I believe a working setup would require “a SQL-Proxy for read/write splitting” - I know the TU berlin has that as this is their description of their setup:
tubIT employs a setup with F5 Big IP Load Balancers ahead of a number of web application servers. Data is stored on a GPFS storage system. The database is on a Galera MySQL cluster using a SQL-Proxy for read/write splitting, in LXD containers managed with OpenStack. File locking and session management is provided using Redis, also on LXD managed with OpenStack. Authentication is handled through LDAP and Kerberos.
The TU currently uses 4 application servers running a LNMP (Linux/NGINX/MySQL/PHP) stack with PHP 5.6 on CentOS 7.3. Further application servers are running the DFN-Cloud instances. A locally replicated LDAP instance runs on each of the application servers. Each server has about 16 virtual CPU cores with 18GB RAM.

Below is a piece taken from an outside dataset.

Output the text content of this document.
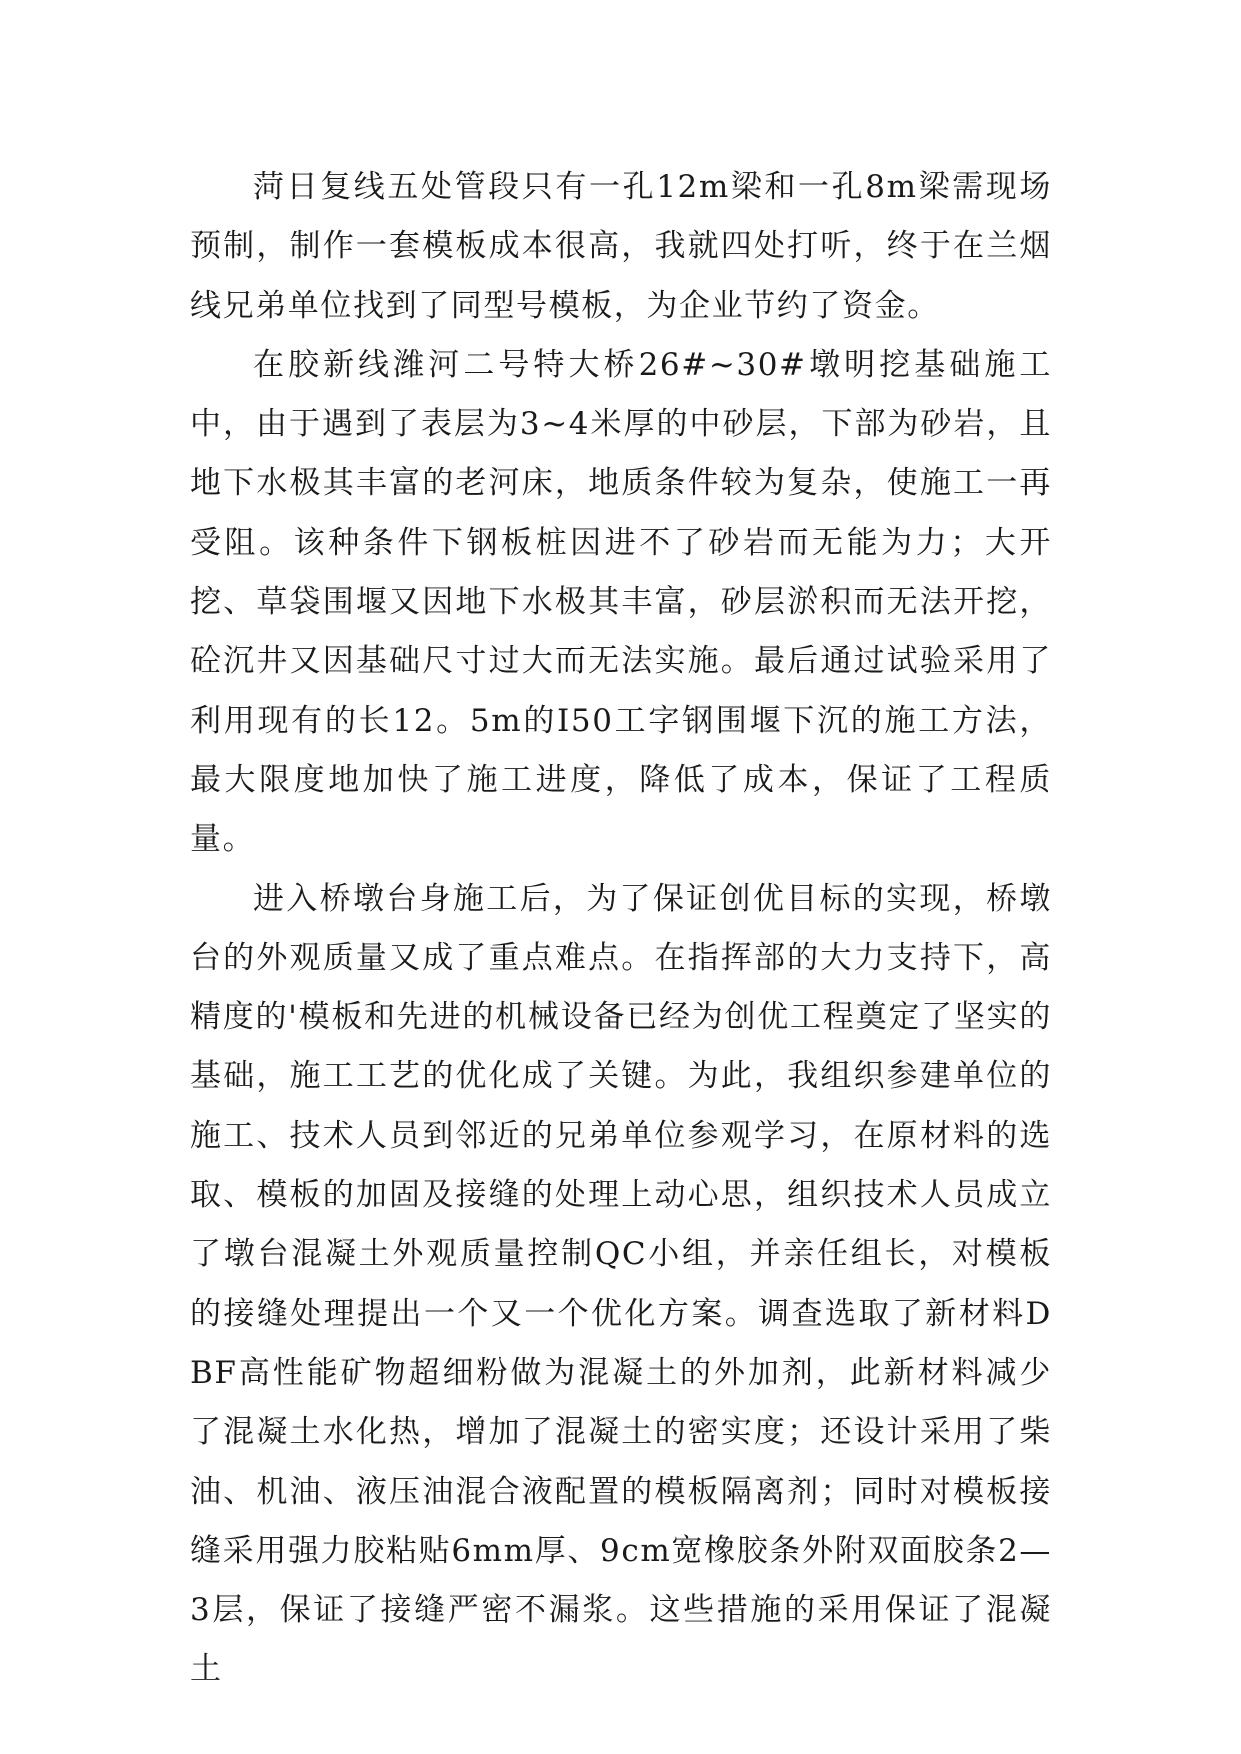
菏日复线五处管段只有一孔12m梁和一孔8m梁需现场预制，制作一套模板成本很高，我就四处打听，终于在兰烟线兄弟单位找到了同型号模板，为企业节约了资金。

在胶新线潍河二号特大桥26#~30#墩明挖基础施工中，由于遇到了表层为3~4米厚的中砂层，下部为砂岩，且地下水极其丰富的老河床，地质条件较为复杂，使施工一再受阻。该种条件下钢板桩因进不了砂岩而无能为力；大开挖、草袋围堰又因地下水极其丰富，砂层淤积而无法开挖，砼沉井又因基础尺寸过大而无法实施。最后通过试验采用了利用现有的长12。5m的I50工字钢围堰下沉的施工方法，最大限度地加快了施工进度，降低了成本，保证了工程质量。

进入桥墩台身施工后，为了保证创优目标的实现，桥墩台的外观质量又成了重点难点。在指挥部的大力支持下，高精度的'模板和先进的机械设备已经为创优工程奠定了坚实的基础，施工工艺的优化成了关键。为此，我组织参建单位的施工、技术人员到邻近的兄弟单位参观学习，在原材料的选取、模板的加固及接缝的处理上动心思，组织技术人员成立了墩台混凝土外观质量控制QC小组，并亲任组长，对模板的接缝处理提出一个又一个优化方案。调查选取了新材料DBF高性能矿物超细粉做为混凝土的外加剂，此新材料减少了混凝土水化热，增加了混凝土的密实度；还设计采用了柴油、机油、液压油混合液配置的模板隔离剂；同时对模板接缝采用强力胶粘贴6mm厚、9cm宽橡胶条外附双面胶条2—3层，保证了接缝严密不漏浆。这些措施的采用保证了混凝土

The Galera cluster employs 3 container with 32-core cpus and 128GB ram each. Its performance is very critical to the performance of the overall cloud. To serve more incoming queries the number of instances can be increased, however every new instance increases the resources required to synchronize within the cluster, limiting scalability.
The GPFS cluster is load balanced between four GSS nodes to improve response times and provide failover.
(text from a case study I’m working on, hopefully coming out in a week or two)
I put it between “” as I have no idea what I’m even saying but perhaps Jason does
The SSL proxy is fine and I understand why you’d use one for a clustered system (the deployment recommendations also suggest using one). However there again Galera is mentioned. The only Galera I’ve seen is master-master which apparently both is and isn’t supported due to:
Master-Slave doesn’t appear to be available for Galera, but then also:
Emphasis mine. If Galera is master-master only, what are the docs referring to?
Honestly, I’m lost, I don’t know the details here. @MorrisJobke I know you’re on holiday but when you’re back perhaps you can enlighten Jason
Note that this whole Galera stuff is of course for larger installations so our docs might not be super up to date - we have some internal docs we share with customers.
Can I get those please? I’d love to get a PoC v.2 up and running on solid foundations. I can sign an NDA (on the docs, obviously methods would be revealed on a documented build) if required.
I honestly don’t know exactly where they are or even if it’s mostly in people’s head - I’m entirely not involved in that stuff, I just know we help customers with this and assume it is written down. Really would need Morris or maybe @MariusBluem to chip in
For the read-write split you need a MaxScale proxy And the galera cluster needs to be in master-slave mode with the masters receiving the writes and the slave(s) the reads.
Does this help you?
No sorry Galera is master-master and explicitly states that in the (MariaDB) Galera docs, so I don’t understand where the master-slave piece comes into it.
Ah right - it is master-master, but we need to make it a somehow master-slave (slave as in “handles only reads”) by the MaxScale proxy.
OK, so does this no longer present an issue then? I’d assume it would:
A multi-master setup with Galera cluster is not supported, because we require READ-COMMITTED as transaction isolation level. Galera doesn’t support this with a master-master replication which will lead to deadlocks during uploads of multiple files into one directory for example.
I’m following this thread with interest. The question about READ-COMMITTED must be clarified
It still holds, but as you only do writes to one node it will not happen. If you use Galera without the proxy in front and do writes to all nodes it will fail because of random deadlocks. Splitting reads and writes to different nodes (or better: the writes to a single node) this will not happen anymore. The sentence is a bit badly written.